When a Saint goes Marching In …

me at carnegie2

brubeck

Whenever I really want to practice my jazz chops, I just pull out my music that’s note for note Dave Brubeck.  Blue Ronda Al La Turk really gives the old digits a stretch.  He was a jazz giant with massive hands that spun fantastic grooves. His Take 5 was one of the first things I played in my high school jazz band. That means I’ve been playing that piece for decades now and I still haven’t grown tired of it. I still get requests for it too when I gig around the quarter.  You can tell the classically trained jazz pianists by how much Brubeck they can play note for note. He was a pianist and a composer with many dimensions and an infectious style. No jazz library is complete without him.


Brubeck has died at the age of 91.

Jazz composer and pianist Dave Brubeck, whose pioneering style in pieces such as Take Five caught listeners’ ears with exotic, challenging rhythms, has died. He was 91.

Brubeck died Wednesday morning of heart failure after being stricken while on his way to a cardiology appointment with his son Darius, said his manager Russell Gloyd. Brubeck would have turned 92 on Thursday.

Brubeck had a career that spanned almost all American jazz since World War II. He formed The Dave Brubeck Quartet in 1951 and was the first modern jazz musician to be pictured on the cover of Time magazine — on Nov. 8, 1954 — and he helped define the swinging, smoky rhythms of 1950s and ‘60s club jazz.

George Wein, a jazz pianist and founder of the Newport Jazz Festival, had known Brubeck since he first worked in Wein’s club in Boston in 1952.

“No one else played like Dave Brubeck,” he said. “No one had the approach to the music that he did. That approach communicated.”

Brubeck “represented the best that we can have in jazz,” he added. “The quality of his persona helped every other jazz musician.”

Dave Brubeck was a living legend.

The musician, whose recordings included Take Five and Blue Rondo a la Turk, was once designated a “living legend” by the US Library of Congress.

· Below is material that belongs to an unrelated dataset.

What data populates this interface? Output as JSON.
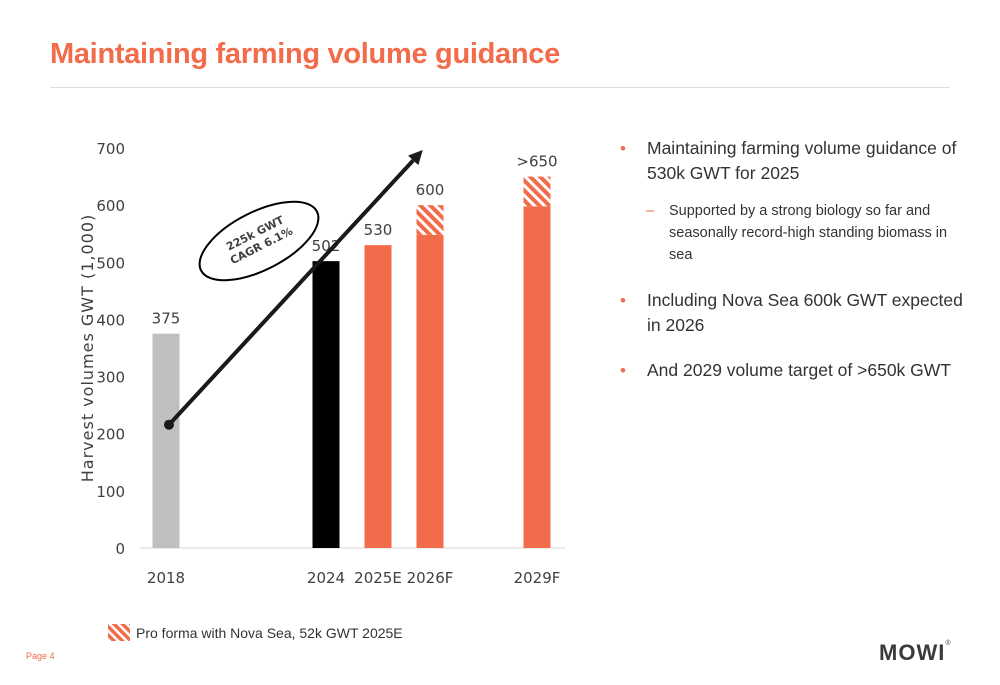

He died on Wednesday morning in hospital in Connecticut, his manager Russell Gloyd told the Chicago Tribune newspaper.

The musician, who toured with the likes of Duke Ellington and Ella Fitzgerald would have turned 92 on Thursday.

Mr Gloyd said Brubeck died of heart failure after being stricken while on his way to a cardiology appointment with his son Darius.

Neil Portnow from The Recording Academy called Brubeck “an iconic jazz and classical pianist” and “a great legend”.

He said the musician “showed that jazz could be artistically challenging yet accessible to large audiences”.

So, tonight, I will raise a glass to one of my greatest influences and will play the Steinway until it echos down Poland Avenue with all the Brubeck these aging fingers can muster.